Apache Flink S3 ListBucket API calls

37 Views Asked by At

We are using AWS S3 for storing flink savepoints. Ideally the expectation is that flink would mainly use GetObject and PutObject operation but in our case ListBucket is the API which is most called for the flink associated S3 bucket. Wanted to know why would flink be using ListBucket API and any way to reduce these calls?

Expectation is to reduce these calls and hence the AWS cost associated with these calls in S3.

1

There are 1 best solutions below

0
David Anderson On

Flink uses a filesystem abstraction for its checkpoints and savepoints. In the case of S3, two different implementations of this interface are available, one from Hadoop, and one from Presto.

The Hadoop S3 filesystem imitates a filesystem on top of S3:

  • before writing it checks if the "parent directory" exists
  • it creates empty marker files to mark the existence of such a parent directory
  • these existence requests are expensive and can violate read-after-create consistency. (A restore operation can fail because it looks like a state file is not there (due to caching in an S3 load balancer). Eventually the file will be visible and only then will the restore succeed.)
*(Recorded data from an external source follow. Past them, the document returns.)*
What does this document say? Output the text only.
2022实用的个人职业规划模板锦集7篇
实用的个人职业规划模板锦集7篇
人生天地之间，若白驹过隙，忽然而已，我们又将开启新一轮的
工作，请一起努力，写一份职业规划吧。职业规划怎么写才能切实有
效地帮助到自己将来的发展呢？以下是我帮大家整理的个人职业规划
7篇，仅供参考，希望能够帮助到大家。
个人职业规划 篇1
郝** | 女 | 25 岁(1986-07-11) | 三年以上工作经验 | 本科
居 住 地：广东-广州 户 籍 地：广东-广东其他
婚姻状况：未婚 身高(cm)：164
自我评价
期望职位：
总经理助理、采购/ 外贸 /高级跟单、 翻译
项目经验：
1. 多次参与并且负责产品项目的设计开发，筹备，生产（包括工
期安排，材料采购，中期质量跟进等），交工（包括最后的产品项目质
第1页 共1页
Presto S3 doesn't try to do that magic; it simply does PUT/GET operations. This is why the Presto S3 implementation is the recommended file system for checkpointing to S3. See https://nightlies.apache.org/flink/flink-docs-stable/docs/deployment/filesystems/s3/#hadooppresto-s3-file-systems-plugins for more info.

Note that the Presto version isn't perfect either; it has its own issues, which may or may not affect your use case(s).